Aderet, Israeli Transsexual Singer, awarded ’12 Points’ by Lebanon

More often than we think, new connections between Jewish, Israeli and Arab people, create their own unique interferencing waves, reverberating in their own space and leave the Israeli Arabic conflict behind them. Look at the Israeli Transsexual singer Aderet on top of the Lebanese song chart, (Jun 27, 2008).
 
Who is Aderet? Is she the new Dana International. I don’t know. Is she a good singer? Well her trance song Say No More raging on top of the famous Beirut Nights radio station, indicate that many people in Lebanon and among the Lebanese diaspora like her hypnotic rythms.
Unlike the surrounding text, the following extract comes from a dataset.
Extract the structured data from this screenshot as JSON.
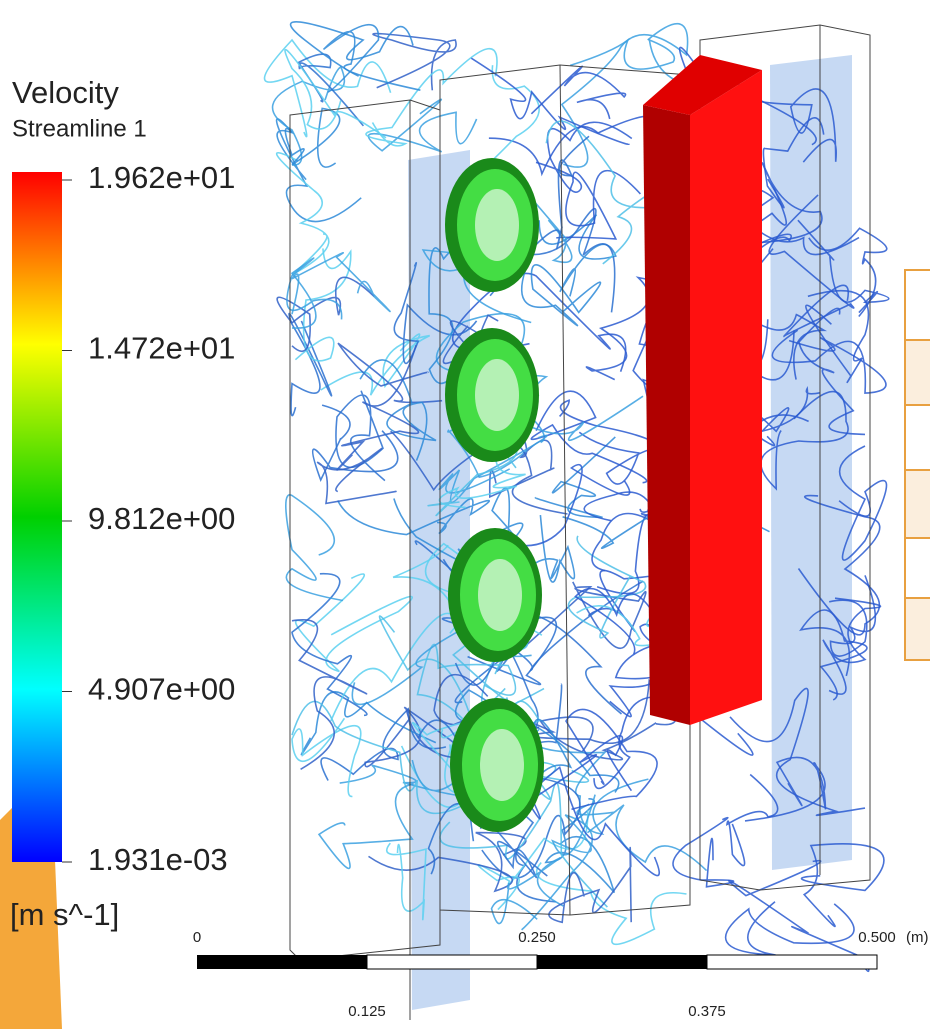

 What is the magic a broadcaster in Beirut pick out an Israeli song to air for a Lebanese audience?
 
 Well first of all chance  “We found out they were playing my music by chance,” the 32-year-old Aderet said on Wednesday.”  But chance has to be consolidated, so:  ” Aderet’s management sent..’Say No More’ the lead single off her first English-language album, Jewish Girl, along with a remix by DJ Dvir Halevi to the Lebanese station.”… 
…” ‘They added the remix to the playlist and a few days later, it was at the top of the most played list’ said Aderet, ‘They know I’m an Israeli singer, and that it’s an Israeli song.’ She continued, ‘It feels great, it’s a big honor for me and makes me so happy that they let a 100 percent Israeli song to be played and to top their playlist without letting politics interfere.’ ” see here.

Sami,  a representative of Beirut Nights, says “We grew up in Beirut listening to Ofra Haza and Ishtar Alabina. We play Aderet, but also Dana International, Sarit Hadad, and DJs Yahel and Ofer Nissim. It’s not a policy because there is no policy, it is just music. You shouldn’t make a big deal about it, because it might hurt us since we are surrounded by fanatics who ultimately have no place in Lebanon.”…, see here

 And the past is always present,  remembering when the ‘fanatics’ where the Lebanese authorities, pulling Lebanon out from the 2005 Eurovision song contest because of Israel’s participation, and preventing the participation of their own talented singer Aline Lahoud with her song Quand tout s’enfui“, see here.

In our era of ‘King Internet’, the very nature of his infrastructure, permits a new musical hide and seek game of crossing and re-crossing the Israeli Lebanon’s ether border: each radio station has the possibility to make his own ‘Eurovision’ song contest.

So the conclusion should be, let the the singers sing their songs, while their fans and their audience gather under the overall protection of ‘King Internet’ . Under his auspice, two weeks ago, the Israeli trance singer Aderet was awarded ’12 points’ by Lebanon.